No objection from me.

Nor from me.

Was there prior notice of this option being deprecated?

I don't think we have a way to deprecate warning flags. We could perhaps put something under -Woption-ignored.

@aaron.ballman, what do you think about this?

We don't have a loud way of deprecating them (that I'm aware of). We usually rely on the release notes to say something, but we didn't do that here. As for using -Woption-ignored... I am not certain we want it directly under that flag, but it may make sense as a subgroup of -Woption-ignored. e.g., I can imagine a use case where someone wants to silence that they're using a deprecated flag (so their -Wx builds continue to compile) but still wants to be warned when they use a option that's ignored for other reasons.

We usually rely on the release notes to say something, but we didn't do that here.

Perhaps @nullptr.cpp could add something there? The file is clang/docs/ReleaseNotes.rst.

As for using -Woption-ignored... I am not certain we want it directly under that flag, but it may make sense as a subgroup of -Woption-ignored. e.g., I can imagine a use case where someone wants to silence that they're using a deprecated flag (so their -Wx builds continue to compile) but still wants to be warned when they use a option that's ignored for other reasons.

You're right, the other flags -Woption-ignored warns about seem to have an effect on compilation such that one might want to be warned if they're ignored. Which isn't the case here, I guess.

Also it's probably Ok if people just see that the warning no longer exists and then remove it, or remove it based on the compiler version.

We usually rely on the release notes to say something, but we didn't do that here.
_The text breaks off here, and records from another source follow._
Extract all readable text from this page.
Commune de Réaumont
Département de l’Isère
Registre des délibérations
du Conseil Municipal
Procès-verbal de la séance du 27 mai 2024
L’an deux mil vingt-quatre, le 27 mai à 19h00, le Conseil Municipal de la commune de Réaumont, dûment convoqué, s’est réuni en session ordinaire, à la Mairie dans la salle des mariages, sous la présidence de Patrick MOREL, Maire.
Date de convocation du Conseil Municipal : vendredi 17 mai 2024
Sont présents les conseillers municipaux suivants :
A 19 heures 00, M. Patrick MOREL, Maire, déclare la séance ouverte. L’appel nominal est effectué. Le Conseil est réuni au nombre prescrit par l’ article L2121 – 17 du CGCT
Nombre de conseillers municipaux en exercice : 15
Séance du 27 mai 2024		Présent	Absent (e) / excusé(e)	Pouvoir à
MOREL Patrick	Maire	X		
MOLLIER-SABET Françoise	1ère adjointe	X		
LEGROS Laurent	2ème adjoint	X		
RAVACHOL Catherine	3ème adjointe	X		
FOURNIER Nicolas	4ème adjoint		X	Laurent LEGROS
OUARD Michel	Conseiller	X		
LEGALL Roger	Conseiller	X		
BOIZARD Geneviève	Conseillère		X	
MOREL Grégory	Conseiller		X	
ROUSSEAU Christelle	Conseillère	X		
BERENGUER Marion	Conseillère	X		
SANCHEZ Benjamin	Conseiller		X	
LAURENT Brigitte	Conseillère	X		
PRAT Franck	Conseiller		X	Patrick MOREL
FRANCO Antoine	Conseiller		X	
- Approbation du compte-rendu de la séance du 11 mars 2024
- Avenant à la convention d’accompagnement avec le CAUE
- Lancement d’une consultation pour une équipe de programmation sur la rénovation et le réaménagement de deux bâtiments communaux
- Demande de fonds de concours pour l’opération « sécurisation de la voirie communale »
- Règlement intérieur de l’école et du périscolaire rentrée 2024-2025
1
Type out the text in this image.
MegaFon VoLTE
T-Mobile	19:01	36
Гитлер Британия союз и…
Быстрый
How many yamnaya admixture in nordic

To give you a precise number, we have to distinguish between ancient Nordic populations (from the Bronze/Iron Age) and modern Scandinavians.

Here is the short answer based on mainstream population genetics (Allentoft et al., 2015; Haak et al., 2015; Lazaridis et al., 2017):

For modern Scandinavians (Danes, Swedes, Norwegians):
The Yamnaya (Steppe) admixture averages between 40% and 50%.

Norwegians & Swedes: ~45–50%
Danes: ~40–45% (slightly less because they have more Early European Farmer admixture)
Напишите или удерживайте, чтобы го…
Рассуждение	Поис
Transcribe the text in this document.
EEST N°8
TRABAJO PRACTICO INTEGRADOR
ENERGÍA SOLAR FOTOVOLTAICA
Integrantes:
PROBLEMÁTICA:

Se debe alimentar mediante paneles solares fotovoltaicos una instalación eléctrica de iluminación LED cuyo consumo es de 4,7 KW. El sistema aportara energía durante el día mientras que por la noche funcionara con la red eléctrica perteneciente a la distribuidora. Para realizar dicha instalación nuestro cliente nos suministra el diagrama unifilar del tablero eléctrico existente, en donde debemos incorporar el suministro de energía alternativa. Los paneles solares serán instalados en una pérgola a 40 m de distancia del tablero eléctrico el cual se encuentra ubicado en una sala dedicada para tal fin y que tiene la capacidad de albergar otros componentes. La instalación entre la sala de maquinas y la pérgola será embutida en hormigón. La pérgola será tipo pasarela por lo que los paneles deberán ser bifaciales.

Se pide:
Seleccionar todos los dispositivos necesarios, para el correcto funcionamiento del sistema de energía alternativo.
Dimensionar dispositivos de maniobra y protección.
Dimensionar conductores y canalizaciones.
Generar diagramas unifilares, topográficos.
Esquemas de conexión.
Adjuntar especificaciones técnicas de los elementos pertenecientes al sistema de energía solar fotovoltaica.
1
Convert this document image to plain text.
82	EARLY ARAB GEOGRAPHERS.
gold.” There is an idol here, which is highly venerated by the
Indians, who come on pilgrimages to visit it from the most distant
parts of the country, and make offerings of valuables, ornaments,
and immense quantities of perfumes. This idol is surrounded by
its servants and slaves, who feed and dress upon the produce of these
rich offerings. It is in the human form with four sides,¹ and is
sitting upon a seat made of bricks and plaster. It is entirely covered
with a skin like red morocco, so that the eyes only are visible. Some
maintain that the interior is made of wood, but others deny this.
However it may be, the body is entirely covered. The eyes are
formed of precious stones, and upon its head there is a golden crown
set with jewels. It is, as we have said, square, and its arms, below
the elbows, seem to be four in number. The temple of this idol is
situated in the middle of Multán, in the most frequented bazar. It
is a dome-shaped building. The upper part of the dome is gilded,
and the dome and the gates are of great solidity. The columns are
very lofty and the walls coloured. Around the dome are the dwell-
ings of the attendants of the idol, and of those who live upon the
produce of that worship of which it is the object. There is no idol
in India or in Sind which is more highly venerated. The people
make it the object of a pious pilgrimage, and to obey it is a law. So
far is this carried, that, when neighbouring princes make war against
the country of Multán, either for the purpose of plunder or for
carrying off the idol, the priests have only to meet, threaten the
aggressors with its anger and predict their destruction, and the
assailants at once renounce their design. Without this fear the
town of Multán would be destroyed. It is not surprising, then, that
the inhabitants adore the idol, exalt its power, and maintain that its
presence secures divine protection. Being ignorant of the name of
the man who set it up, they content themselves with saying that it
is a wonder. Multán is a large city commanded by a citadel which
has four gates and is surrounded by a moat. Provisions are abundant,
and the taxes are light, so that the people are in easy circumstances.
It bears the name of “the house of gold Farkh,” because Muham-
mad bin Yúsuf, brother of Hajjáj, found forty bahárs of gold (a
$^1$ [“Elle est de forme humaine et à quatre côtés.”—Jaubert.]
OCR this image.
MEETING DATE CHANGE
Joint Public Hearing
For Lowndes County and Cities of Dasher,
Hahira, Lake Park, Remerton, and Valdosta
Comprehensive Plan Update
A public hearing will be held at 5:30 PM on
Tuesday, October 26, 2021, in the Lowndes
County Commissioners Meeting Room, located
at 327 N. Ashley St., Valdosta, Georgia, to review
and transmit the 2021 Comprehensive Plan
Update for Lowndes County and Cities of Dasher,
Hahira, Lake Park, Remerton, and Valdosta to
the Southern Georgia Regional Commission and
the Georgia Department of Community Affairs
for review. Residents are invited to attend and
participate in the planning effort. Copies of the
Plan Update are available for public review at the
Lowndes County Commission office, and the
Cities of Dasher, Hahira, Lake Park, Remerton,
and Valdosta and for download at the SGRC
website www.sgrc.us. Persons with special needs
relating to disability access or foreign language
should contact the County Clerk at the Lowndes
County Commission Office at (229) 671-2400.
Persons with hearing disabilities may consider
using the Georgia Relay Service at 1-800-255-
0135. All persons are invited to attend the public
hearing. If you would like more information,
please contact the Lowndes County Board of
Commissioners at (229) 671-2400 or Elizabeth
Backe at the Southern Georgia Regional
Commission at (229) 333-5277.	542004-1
Perhaps @nullptr.cpp could add something there? The file is clang/docs/ReleaseNotes.rst.

Add by D97364.

The option is used in the wild, but not as widely as I first believed. We've already fixed a couple projects that were using it. I think the Release Note is the right solution. Thanks for doing that. I withdraw my suggestion to allow and ignore.

rsmith added inline comments.Mar 2 2021, 2:53 PM
clang/www/cxx_status.html
1206–1210

We have, so far, listed DR papers only in the section of cxx_status for the earliest language they affect (that is: the section for C++XY lists the papers that we implement in C++XY but not in earlier versions). I'm not tied to that approach, but if we want to switch away from that (and list DR papers multiple times) we should do so consistently throughout this page -- also, if we go that way, maybe the earlier reference to the paper should contain a link to the later one?

The preceding paper, P0593R6, is a bit of a special case because while -- per our "DRs apply retroactively as far back as they make sense" policy -- it should apply retroactively all the way back to C++98, it only actually affects Clang's behavior in C++20 mode, as part of P0784R7, which allowed pseudo-destruction in constant expressions. Maybe there's a clearer way to present that change.

sberg added a subscriber: sberg.Fri, Mar 19, 8:25 AM

This change causes

#include <memory>
std::shared_ptr<int> x1;
std::shared_ptr<int> f() {
    std::shared_ptr<int> & r = x1;
    r.reset(new int);
    return r;
}
int main() {
    std::shared_ptr<int> x2 = f();
    long n = x2.use_count();
    return n;
}

when built with -std=c++20 to erroneously return a use_count of 1 instead of 2 now.

Confirmed: yikes. @nullptr.cpp, I'm going to open a new pull request to revert this, to poke the buildbot, just in case reverting it causes new failures. But I certainly don't object if someone wants to be more bold than me in reverting quickly.
Here's a reduced test case: https://godbolt.org/z/dz43W4

struct A {
    A(A&&);
    A(const A&);
};

extern A global;

A f() {
    A& r = global;
    return r;
}

To whom it may concern, see D98971. I'm (unwisely?) trying a surgical fix rather than trying to revert the month-old thing. (Let's please discuss anything D98971-specific over there.)